Use the fact that the determinant is multilinear. $\det\left(\begin{array}{c} r_1\\\vdots\\r_{i-1}\\ r_i+\alpha s_i\\r_{i+1}\\\vdots\\r_n\end{array}\right) = \det\left(\begin{array}{c}r_1\\\vdots\\r_{i-1}\\r_i\\r_{i+1}\\\vdots\\r_n\end{array}\right) + \alpha \det\left(\begin{array}{c} r_1\\\vdots\\r_{i-1}\\s_i\\r_{i+1}\\\vdots\\r_n\end{array}\right)$ where $r_1,\ldots,r_n$ are rows, $s_i$ is a row, $\alpha$ is a scalar, and $i$ is arbitrary.
Also use the fact that a determinant of a matrix with two identical rows is equal to $0$.
(Since you don't show your Gaussian elimination, I can't tell whether you made a mistake or performed an operation that would change the value of the determinant.)

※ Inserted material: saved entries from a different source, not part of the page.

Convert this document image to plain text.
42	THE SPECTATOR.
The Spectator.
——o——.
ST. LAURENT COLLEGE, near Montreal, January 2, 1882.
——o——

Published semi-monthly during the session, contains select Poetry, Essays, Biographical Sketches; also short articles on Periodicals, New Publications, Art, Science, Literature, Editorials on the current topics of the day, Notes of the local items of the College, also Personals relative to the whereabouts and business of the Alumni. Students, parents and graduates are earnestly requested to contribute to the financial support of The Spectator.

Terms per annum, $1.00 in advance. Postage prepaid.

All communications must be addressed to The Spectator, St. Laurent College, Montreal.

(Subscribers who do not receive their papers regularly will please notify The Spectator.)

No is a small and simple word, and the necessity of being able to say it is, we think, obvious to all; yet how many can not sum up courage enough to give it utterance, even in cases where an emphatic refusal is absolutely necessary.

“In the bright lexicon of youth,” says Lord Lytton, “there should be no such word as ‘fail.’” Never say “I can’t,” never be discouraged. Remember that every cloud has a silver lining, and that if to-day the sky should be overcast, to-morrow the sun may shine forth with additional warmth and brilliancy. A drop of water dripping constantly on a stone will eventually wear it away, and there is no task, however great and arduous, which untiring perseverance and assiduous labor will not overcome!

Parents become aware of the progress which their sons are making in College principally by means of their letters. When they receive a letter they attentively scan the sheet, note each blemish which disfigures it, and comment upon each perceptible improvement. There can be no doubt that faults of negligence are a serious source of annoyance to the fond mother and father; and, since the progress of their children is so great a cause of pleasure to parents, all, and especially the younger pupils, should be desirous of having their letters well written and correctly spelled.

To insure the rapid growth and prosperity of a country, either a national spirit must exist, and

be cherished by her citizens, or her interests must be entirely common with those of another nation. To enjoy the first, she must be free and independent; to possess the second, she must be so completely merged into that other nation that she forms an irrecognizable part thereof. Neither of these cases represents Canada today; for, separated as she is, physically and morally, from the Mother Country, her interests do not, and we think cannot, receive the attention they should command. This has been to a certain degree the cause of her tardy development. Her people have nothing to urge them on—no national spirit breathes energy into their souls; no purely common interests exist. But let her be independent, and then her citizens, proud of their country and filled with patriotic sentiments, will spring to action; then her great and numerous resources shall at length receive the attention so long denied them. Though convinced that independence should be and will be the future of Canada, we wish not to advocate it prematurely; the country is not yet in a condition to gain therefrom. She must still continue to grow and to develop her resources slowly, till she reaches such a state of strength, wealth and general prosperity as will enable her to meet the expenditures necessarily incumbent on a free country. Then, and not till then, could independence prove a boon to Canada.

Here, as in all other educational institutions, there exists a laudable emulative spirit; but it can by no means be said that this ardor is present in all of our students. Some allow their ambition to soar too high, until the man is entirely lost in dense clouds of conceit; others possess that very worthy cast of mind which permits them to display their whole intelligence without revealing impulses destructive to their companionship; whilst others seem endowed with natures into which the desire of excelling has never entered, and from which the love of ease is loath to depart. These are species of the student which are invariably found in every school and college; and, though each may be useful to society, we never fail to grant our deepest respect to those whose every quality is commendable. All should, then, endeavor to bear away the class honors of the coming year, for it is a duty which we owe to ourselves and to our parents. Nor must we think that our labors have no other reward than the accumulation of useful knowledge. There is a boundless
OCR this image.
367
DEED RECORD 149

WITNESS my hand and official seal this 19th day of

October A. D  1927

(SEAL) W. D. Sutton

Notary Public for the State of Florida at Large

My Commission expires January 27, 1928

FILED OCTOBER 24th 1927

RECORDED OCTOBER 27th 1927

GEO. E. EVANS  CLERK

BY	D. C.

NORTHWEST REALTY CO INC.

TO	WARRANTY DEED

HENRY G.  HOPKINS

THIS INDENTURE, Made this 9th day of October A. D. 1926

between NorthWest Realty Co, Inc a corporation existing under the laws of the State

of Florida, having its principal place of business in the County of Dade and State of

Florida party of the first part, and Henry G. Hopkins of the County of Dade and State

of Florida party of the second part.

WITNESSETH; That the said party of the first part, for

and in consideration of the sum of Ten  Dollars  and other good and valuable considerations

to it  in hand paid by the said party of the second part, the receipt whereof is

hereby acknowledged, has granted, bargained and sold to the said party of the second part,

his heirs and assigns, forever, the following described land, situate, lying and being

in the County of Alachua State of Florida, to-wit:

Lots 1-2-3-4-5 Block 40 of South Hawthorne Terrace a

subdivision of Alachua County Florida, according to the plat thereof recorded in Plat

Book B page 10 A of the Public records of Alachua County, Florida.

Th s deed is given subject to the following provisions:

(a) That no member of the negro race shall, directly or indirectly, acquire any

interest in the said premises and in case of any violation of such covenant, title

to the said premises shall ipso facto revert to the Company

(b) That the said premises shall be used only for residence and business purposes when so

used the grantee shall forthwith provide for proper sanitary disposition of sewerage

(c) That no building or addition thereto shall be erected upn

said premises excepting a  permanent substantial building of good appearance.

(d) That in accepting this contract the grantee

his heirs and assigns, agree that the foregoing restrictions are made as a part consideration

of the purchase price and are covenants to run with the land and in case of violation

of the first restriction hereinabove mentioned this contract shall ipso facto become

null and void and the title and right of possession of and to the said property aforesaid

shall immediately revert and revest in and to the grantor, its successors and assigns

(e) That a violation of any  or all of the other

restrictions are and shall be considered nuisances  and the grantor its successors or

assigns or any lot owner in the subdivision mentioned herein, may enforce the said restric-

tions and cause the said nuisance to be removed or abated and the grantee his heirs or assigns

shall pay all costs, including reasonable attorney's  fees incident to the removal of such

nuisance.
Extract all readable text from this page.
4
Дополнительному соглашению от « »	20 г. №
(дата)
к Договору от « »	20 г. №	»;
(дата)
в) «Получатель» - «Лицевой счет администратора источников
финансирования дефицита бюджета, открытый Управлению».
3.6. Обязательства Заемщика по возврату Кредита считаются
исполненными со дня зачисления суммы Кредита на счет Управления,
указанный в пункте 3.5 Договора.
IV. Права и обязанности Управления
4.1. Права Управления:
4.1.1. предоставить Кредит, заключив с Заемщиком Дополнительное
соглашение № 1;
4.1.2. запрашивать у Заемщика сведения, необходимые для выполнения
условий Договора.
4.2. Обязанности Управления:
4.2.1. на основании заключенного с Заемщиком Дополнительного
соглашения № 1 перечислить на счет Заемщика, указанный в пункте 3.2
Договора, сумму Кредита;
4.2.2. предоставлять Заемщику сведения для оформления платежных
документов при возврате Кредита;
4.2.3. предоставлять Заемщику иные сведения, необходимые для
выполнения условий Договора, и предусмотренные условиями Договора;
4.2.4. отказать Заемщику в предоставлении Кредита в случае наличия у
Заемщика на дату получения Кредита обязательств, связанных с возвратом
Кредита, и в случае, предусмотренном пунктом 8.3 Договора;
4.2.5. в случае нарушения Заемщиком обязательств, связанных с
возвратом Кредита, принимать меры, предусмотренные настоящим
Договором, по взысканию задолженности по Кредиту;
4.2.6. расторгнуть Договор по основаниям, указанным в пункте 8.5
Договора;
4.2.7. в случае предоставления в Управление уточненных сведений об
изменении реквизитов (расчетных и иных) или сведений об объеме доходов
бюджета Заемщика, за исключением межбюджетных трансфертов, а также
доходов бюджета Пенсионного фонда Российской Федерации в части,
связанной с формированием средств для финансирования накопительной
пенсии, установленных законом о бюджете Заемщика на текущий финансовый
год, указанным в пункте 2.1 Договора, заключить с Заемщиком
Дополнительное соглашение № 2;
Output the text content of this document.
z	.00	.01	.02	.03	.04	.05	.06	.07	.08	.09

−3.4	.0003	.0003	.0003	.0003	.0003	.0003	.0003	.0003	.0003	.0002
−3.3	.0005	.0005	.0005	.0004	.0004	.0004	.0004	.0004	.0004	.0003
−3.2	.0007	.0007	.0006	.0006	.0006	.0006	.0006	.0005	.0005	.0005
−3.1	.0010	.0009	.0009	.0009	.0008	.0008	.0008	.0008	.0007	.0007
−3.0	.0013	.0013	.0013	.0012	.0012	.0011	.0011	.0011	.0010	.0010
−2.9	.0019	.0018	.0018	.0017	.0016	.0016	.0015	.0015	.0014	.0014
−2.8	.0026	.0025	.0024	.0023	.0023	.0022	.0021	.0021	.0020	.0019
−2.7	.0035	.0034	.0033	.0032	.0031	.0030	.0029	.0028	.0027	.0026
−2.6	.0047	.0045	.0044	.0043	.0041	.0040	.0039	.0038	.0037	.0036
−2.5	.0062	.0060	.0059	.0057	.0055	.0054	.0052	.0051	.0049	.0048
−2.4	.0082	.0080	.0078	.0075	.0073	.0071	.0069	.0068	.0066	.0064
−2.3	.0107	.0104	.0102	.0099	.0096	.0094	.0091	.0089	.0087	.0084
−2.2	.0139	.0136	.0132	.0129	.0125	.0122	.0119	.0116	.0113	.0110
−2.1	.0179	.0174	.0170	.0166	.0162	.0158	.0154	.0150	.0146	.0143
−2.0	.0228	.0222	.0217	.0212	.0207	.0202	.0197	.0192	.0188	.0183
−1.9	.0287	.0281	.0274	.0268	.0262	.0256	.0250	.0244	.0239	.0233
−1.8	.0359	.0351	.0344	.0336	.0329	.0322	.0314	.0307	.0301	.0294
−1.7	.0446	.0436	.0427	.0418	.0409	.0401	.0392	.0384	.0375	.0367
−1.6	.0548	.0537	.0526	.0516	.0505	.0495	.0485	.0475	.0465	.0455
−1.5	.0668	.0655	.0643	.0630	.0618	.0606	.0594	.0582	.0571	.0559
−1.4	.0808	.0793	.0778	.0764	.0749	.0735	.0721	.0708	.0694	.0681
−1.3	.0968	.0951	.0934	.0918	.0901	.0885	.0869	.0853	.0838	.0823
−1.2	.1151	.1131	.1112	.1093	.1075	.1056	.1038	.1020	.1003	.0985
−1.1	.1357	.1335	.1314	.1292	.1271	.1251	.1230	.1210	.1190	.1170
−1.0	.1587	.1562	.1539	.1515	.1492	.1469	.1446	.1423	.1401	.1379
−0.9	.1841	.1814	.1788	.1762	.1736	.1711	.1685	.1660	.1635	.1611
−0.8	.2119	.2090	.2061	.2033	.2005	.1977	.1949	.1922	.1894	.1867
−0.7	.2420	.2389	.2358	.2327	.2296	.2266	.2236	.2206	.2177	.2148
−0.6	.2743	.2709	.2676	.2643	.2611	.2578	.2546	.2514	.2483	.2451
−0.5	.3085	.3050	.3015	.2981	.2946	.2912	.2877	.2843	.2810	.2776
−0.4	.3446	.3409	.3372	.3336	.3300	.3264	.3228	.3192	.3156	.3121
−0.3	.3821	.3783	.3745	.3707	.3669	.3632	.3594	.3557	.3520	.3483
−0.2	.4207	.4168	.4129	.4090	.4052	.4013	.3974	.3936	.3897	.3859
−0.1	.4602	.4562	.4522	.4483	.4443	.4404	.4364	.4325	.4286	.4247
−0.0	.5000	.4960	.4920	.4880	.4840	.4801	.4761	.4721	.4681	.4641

Here's my computation of this, using multilinearity; when we exchange two rows, it multiplies the determinant by $-1$: $\begin{align*} \det\left(\begin{array}{c}4v_1+2v_4\\v_2\\v_3\\5v_1+2v_4\end{array}\right) &= \det\left(\begin{array}{c}4v_1\\v_2\\v_3\\5v_1+2v_4\end{array}\right) + \det\left(\begin{array}{c}2v_4\\v_2\\v_3\\5v_1+2v_4\end{array}\right)\\ &= \det\left(\begin{array}{c} 4v_1\\v_2\\v_3\\5v_1\end{array}\right) + \det\left(\begin{array}{c}4v_1\\v_2\\v_3\\2v_4\end{array}\right) + \det\left(\begin{array}{c}2v_4\\v_2\\v_3\\5v_1\end{array}\right) + \det\left(\begin{array}{c}2v_4\\v_2\\v_3\\2v_4\end{array}\right)\\ &= 4\cdot5\cdot\det\left(\begin{array}{c}v_1\\v_2\\v_3\\v_1\end{array}\right) + 4\cdot2\cdot\det\left(\begin{array}{c}v_1\\v_2\\v_3\\v_4\end{array}\right) \\ &\qquad\mathop{+} 2\cdot 5\cdot\det\left(\begin{array}{c}v_4\\v_2\\v_3\\v_1\end{array}\right) + 2\cdot2\cdot\det\left(\begin{array}{c}v_4\\v_2\\v_3\\v_4\end{array}\right)\\ &=20(0) + 8\det(A) +10(-1)\det\left(\begin{array}{c}v_1\\v_2\\v_3\\v_4\end{array}\right) + 4(0)\\ &= 8\det(A) - 10\det(A)\\ &= -2\det(A)\\ &= -2(8)\\ &= -16. \end{align*}$